As an example of the above paragraph with the Grandfather Paradox, let's say a time machine was invented before my birth. Now let us assume I go back to a time period that predates my birth and I decide to assassinate either my grandfather or one of my own parents. According to the paradox, I should no longer exist because I'd have prevented my own birth. However, I would have created a history in which said parent/grandparent was murdered by me, an existing entity. Logic suggests that I wouldn't just simply disappear, since I'm clearly there, but instead I'll have created a different timeline where I will not be born despite the sudden existence of my future self in that point in time, if that makes sense. As far as history will be concerned, my future self appeared suddenly, spawning from thin air, and will be the only one of my kind, until some other yahoo from the future appears out of nowhere to commit a similar action.
I'm savvy on topics of temporal phenomena and paradoxes and the like (mostly through sci-fi media and layman's physics). So I understand full well the Grandfather Paradox.
There are different ideas concerning time-travel. There is the
Novikov Self-Consistency Principle, which is a form of retrocausality. You can't change the past, because your time-travelling self is the one who cemented your future of origin. So in such a case, if you tried to go back and kill an ancestor of yours, the very fact that you exist in 2014 means that you failed to assassinate them in the first place. It's not that the universe is conspiring against you; it's that your time-travelling self was part of history to begin with.

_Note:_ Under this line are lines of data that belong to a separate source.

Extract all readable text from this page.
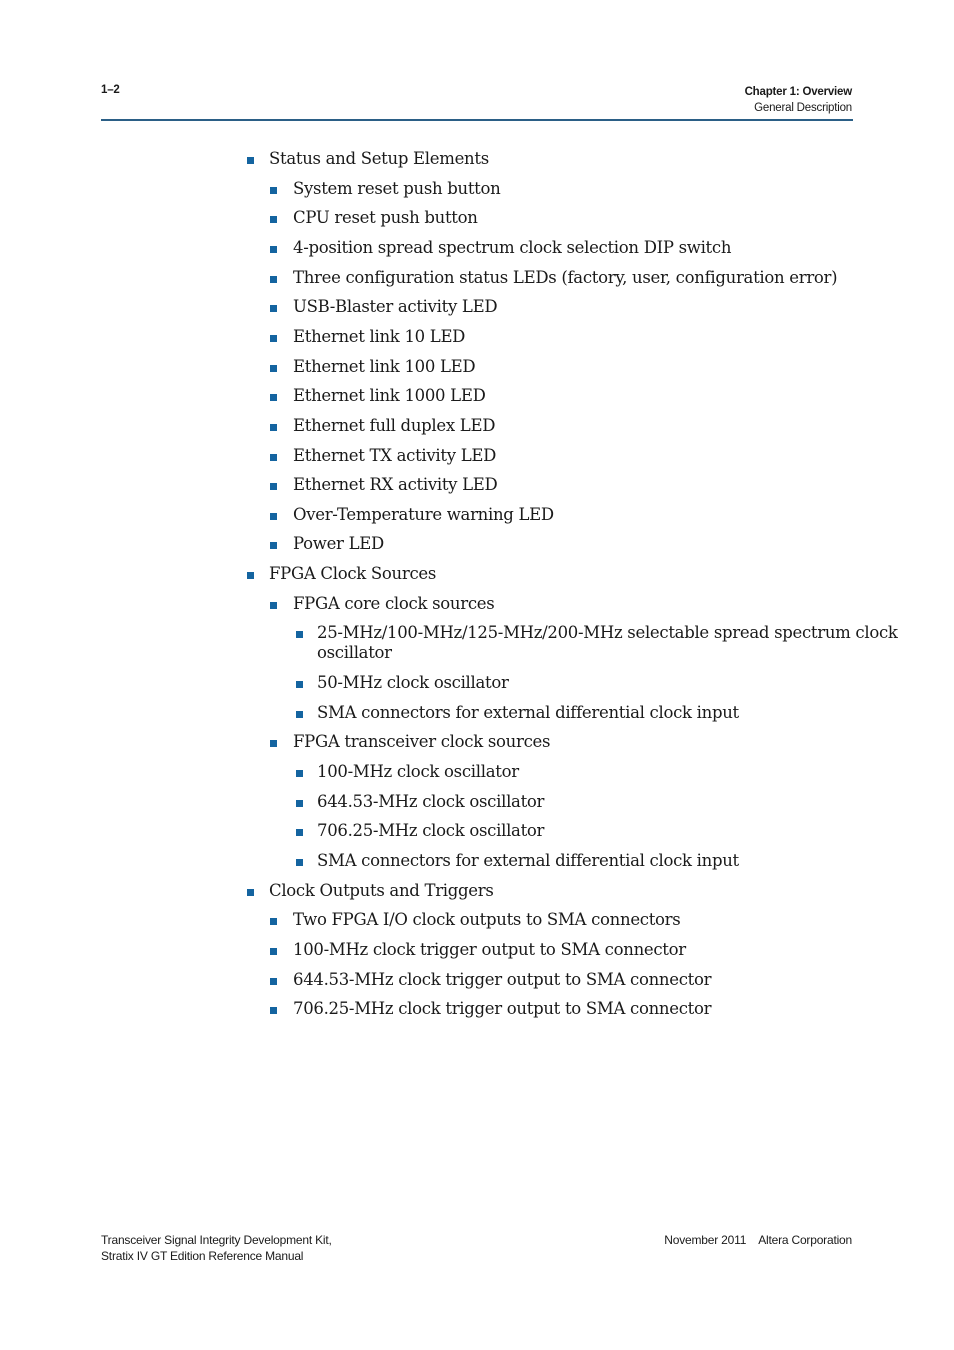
1–2	Chapter 1: Overview
General Description
Status and Setup Elements
System reset push button
CPU reset push button
4-position spread spectrum clock selection DIP switch
Three configuration status LEDs (factory, user, configuration error)
USB-Blaster activity LED
Ethernet link 10 LED
Ethernet link 100 LED
Ethernet link 1000 LED
Ethernet full duplex LED
Ethernet TX activity LED
Ethernet RX activity LED
Over-Temperature warning LED
Power LED
FPGA Clock Sources
FPGA core clock sources
25-MHz/100-MHz/125-MHz/200-MHz selectable spread spectrum clock
oscillator
50-MHz clock oscillator
SMA connectors for external differential clock input
FPGA transceiver clock sources
100-MHz clock oscillator
644.53-MHz clock oscillator
706.25-MHz clock oscillator
SMA connectors for external differential clock input
Clock Outputs and Triggers
Two FPGA I/O clock outputs to SMA connectors
100-MHz clock trigger output to SMA connector
644.53-MHz clock trigger output to SMA connector
706.25-MHz clock trigger output to SMA connector
Transceiver Signal Integrity Development Kit,
Stratix IV GT Edition Reference Manual
November 2011 Altera Corporation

Your posited scenario is standard multiversal timeline-branching, and is a solution to the Grandfather Paradox. Since paradoxes are contradictions, what might reasonably happen if timeline branching doesn't occur? It would cause a superposition of timelines, I would imagine. If you go back and kill your grandfather, then you never come to be; yet how can your grandfather have been killed by you if you never come to be? Perhaps both outcomes exist simultaneously, or repeatedly co-cause one another, or something similarly zany.
I also wonder what might reasonably happen should I perceive my own predestined future. That future will necessarily have to account for my present self's witnessing of it, and the reactions and subsequent actions that follow. If this future will have accounted for any and all impulses to avert or ensure, or do nothing faced with this knowledge, what would this future look like? Interesting stuff to think about.